Di sudut kota yang ramai, matahari senja menebarkan cahaya hangatnya. Sinar keemasan menyapu jalanan dan bangunan, memantul di kaca etalase, menyusup di sela dedaunan yang bergoyang pelan tertiup angin sore.
Jalanan dipenuhi hiruk-pikuk. Deru motor, klakson mobil, langkah tergesa pejalan kaki, hingga pedagang yang sibuk melayani pembeli. Dunia tampak berjalan seperti biasa, seolah semua sedang berada dalam ritme normal.

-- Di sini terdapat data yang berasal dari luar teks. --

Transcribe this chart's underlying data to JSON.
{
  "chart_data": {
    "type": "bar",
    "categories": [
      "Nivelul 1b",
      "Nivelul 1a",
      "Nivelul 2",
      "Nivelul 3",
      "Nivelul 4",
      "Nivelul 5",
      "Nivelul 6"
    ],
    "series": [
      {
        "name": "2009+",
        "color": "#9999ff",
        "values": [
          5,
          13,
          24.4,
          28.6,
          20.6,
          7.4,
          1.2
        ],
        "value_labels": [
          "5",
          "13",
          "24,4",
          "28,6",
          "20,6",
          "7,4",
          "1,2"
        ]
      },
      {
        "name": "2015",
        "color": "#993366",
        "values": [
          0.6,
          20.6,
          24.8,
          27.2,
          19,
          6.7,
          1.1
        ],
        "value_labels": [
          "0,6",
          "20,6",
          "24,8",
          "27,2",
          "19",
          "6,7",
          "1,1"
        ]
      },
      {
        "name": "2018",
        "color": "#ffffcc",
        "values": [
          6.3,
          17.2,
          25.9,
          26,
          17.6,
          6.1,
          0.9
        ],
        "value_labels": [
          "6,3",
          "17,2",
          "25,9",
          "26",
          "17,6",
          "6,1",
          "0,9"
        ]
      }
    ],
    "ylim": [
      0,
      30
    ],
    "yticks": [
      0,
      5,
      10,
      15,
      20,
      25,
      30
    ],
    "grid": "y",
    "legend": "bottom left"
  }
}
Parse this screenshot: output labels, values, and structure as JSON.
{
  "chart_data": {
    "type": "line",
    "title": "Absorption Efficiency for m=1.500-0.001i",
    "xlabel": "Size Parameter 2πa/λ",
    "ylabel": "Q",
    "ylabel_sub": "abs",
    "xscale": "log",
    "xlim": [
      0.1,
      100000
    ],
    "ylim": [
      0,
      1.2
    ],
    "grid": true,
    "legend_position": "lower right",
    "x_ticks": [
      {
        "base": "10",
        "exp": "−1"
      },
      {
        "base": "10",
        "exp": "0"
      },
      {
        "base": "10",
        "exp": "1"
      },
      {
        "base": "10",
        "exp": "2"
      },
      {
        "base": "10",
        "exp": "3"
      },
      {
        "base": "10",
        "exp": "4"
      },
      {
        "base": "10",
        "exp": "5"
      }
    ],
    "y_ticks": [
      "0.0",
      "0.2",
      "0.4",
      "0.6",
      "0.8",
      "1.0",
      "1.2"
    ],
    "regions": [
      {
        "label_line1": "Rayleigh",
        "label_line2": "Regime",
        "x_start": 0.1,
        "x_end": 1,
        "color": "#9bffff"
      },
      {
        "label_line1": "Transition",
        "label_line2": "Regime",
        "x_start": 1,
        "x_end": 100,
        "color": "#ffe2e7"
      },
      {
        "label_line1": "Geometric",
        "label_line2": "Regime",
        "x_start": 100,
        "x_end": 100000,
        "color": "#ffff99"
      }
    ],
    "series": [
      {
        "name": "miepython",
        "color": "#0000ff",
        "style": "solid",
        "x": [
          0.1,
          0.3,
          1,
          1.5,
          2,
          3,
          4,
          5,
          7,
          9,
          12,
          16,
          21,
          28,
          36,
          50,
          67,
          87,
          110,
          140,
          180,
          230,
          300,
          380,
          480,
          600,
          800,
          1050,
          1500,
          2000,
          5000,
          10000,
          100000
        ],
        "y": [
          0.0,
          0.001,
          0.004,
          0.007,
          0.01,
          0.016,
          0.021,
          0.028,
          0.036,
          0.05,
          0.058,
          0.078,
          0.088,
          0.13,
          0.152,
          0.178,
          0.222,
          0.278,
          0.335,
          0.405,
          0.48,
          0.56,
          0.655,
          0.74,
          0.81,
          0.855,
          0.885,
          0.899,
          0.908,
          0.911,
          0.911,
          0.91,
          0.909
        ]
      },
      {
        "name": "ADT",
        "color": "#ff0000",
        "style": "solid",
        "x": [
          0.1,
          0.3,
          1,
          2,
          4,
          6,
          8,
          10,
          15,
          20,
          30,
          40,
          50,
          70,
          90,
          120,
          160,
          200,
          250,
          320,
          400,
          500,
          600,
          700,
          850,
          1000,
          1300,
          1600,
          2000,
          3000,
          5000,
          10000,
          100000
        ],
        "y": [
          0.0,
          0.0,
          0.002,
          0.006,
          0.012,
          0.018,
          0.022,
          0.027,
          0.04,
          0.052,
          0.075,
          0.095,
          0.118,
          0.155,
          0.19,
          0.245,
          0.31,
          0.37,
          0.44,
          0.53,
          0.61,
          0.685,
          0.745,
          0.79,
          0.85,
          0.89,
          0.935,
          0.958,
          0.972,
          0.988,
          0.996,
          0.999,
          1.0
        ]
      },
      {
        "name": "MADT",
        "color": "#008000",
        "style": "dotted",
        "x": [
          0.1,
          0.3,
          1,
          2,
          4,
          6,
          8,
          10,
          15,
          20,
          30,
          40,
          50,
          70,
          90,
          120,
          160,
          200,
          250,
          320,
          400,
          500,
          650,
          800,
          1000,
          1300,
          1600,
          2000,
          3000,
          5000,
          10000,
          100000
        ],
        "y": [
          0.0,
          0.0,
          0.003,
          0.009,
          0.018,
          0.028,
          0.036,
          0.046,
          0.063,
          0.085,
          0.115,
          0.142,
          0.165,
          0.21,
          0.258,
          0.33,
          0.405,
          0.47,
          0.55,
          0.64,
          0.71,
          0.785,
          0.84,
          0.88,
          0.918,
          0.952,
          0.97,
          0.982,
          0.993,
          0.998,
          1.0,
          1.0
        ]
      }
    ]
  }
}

Di antara keramaian itu, seorang pemuda berjalan santai. Wajahnya teduh, dihiasi kacamata dengan kumis dan janggut tipis. Senyum kecil dia tebarkan pada siapa pun yang berpapasan. Kedua tangannya masuk ke dalam saku jaket parka coklat. Celana chino hitam dan sepatu putih yang sudah lusuh menambah kesan sederhana namun berkarakter.
Dia berhenti sejenak, merogoh ranselnya, lalu menyalakan sebatang rokok. Langkahnya kembali terayun, lebih santai, lebih rileks. Tatapannya lurus ke depan, sesekali mendongak menatap langit senja. Awan berlapis merah dan jingga membentuk lukisan megah. Layung sore itu begitu menawan. Namun beberapa detik kemudian, sesuatu terasa janggal. Seperti ada yang tidak beres.
Asap rokok yang dia hembuskan berputar lambat di depan wajahnya. Angin mendadak hilang. Rokok di tangannya berhenti mengeluarkan asap, tapi bara merahnya justru semakin menyala.
Jantungnya berdegup kencang. Dia menoleh ke sekitar dan terperanjat. Orang-orang, kendaraan, semuanya bergerak amat pelan, nyaris seperti dalam rekaman slow motion.
Keringat dingin mengalir di dahinya. Kelopak matanya berat. Nafasnya tersengal. Tubuhnya kaku. Dan tiba-tiba. Gelap.
Tak ada cahaya. Tak ada suara. Gelapnya bahkan lebih pekat daripada memejamkan mata. Namun dia masih sadar.
Dia mencoba menajamkan pandangan, tapi yang tampak hanyalah kehampaan. Tak ada manusia. Tak ada kendaraan. Tak ada gedung. Semua lenyap. Ruang hampa yang sulit membedakan arah.
Yang terdengar hanya suara napasnya sendiri, bergema, memantul. Dia ingin berteriak, tapi mulutnya seolah terkunci. Hanya pikirannya yang masih bisa bersuara.
“Di mana ini? Apakah aku sudah mati?” gumamnya dalam batin.